Kenyans who got their irises scanned received around 25 WLD tokens valued at about $60 at the time. But because many new users had limited knowledge of how Worldcoin operates, they sold their crypto rewards to scammers for a song, as low as $7, the report said.
Eventually, Kenya’s interior minister Kithure Kindik suspended the operations of Worldcoin, worried the company was collecting biometric data without proper consent and explanation, putting people’s privacy at risk.
David Gitonga, crypto analyst and editor at online publication BitcoinKE, said while the ODPC “is able to stop the activities of Worldcoin”, its data safety lawsuit against the company may be premised on ignorance.
“I believe it [the lawsuit] is a bit misguided due to a lack of understanding on Worldcoin,” he told MetaNews.
Gitonga said the ODPC “raided” the local Worldcoin offices, accusing the company of using “financial incentives to collect data…and this is a crime.” He added that Kenyans were “very eager” to get the free Worldcoin money because they didn’t “have a choice.”
Worldcoin disregards authority
In May, the Office of the Data Protection Commissioner demanded that Worldcoin stop its iris scans and collecting personal and unique information of people in Kenya. However, the company disregarded the order and continued to harvest the biometric data, TechCrunch reports.
In a letter to the lawyers representing Tools for Humanity, the OPDC said: “Your client is hereby instructed to cease the collection of all facial recognition data and iris scans, from your subscribers.”
“This cessation should be implemented without delay and should include all ongoing and future data processing activities.”
Worldcoin would only cease operations in August after interior minister Kindik’s intervention.
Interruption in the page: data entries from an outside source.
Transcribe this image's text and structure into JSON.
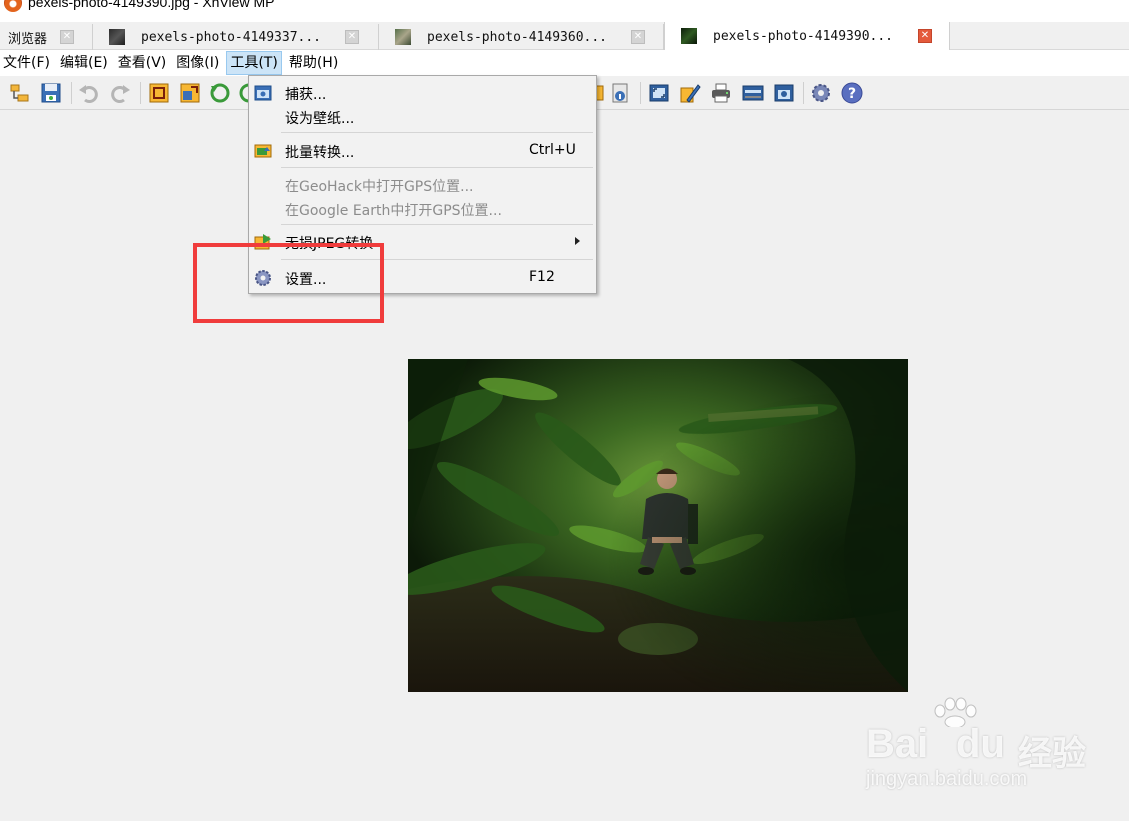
{
  "window": {
    "title": "pexels-photo-4149390.jpg - XnView MP"
  },
  "tabs": [
    {
      "label": "浏览器",
      "active": false
    },
    {
      "label": "pexels-photo-4149337...",
      "active": false
    },
    {
      "label": "pexels-photo-4149360...",
      "active": false
    },
    {
      "label": "pexels-photo-4149390...",
      "active": true
    }
  ],
  "menubar": {
    "items": [
      {
        "label": "文件(F)"
      },
      {
        "label": "编辑(E)"
      },
      {
        "label": "查看(V)"
      },
      {
        "label": "图像(I)"
      },
      {
        "label": "工具(T)",
        "open": true
      },
      {
        "label": "帮助(H)"
      }
    ]
  },
  "tools_menu": {
    "items": [
      {
        "label": "捕获...",
        "shortcut": "",
        "icon": "capture-icon"
      },
      {
        "label": "设为壁纸...",
        "shortcut": ""
      },
      {
        "label": "批量转换...",
        "shortcut": "Ctrl+U",
        "icon": "batch-convert-icon"
      },
      {
        "label": "在GeoHack中打开GPS位置...",
        "shortcut": "",
        "disabled": true
      },
      {
        "label": "在Google Earth中打开GPS位置...",
        "shortcut": "",
        "disabled": true
      },
      {
        "label": "无损JPEG转换",
        "shortcut": "",
        "submenu": true,
        "icon": "lossless-jpeg-icon"
      },
      {
        "label": "设置...",
        "shortcut": "F12",
        "icon": "settings-gear-icon"
      }
    ]
  },
  "toolbar": {
    "icons": [
      "open-folder-icon",
      "save-icon",
      "undo-icon",
      "redo-icon",
      "crop-icon",
      "resize-icon",
      "rotate-left-icon",
      "rotate-right-icon",
      "copy-icon",
      "info-icon",
      "fit-window-icon",
      "edit-icon",
      "print-icon",
      "scanner-icon",
      "screenshot-icon",
      "settings-icon",
      "help-icon"
    ]
  },
  "watermark": {
    "brand": "Bai",
    "brand2": "du",
    "cn": "经验",
    "url": "jingyan.baidu.com"
  },
  "colors": {
    "menu_open_bg": "#cce4f7",
    "highlight_box": "#f03c3c",
    "active_tab_close": "#e45a3c"
  }
}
The Worldcoin Foundation, the non-profit building Worldcoin, previously told Reuters that the project was “designed to protect individual privacy and has built a robust privacy program.”
The Foundation said it “complies with all laws and regulations governing the processing of personal data in the markets where Worldcoin is available.”
As of writing, Worldcoin’s WLD token is up 2.3% at $1.51, according to CoinGecko. The token lost nearly half of its value since its launch. To date, Worldcoin has issued 26.44 million WLD tokens valued at nearly $40 million.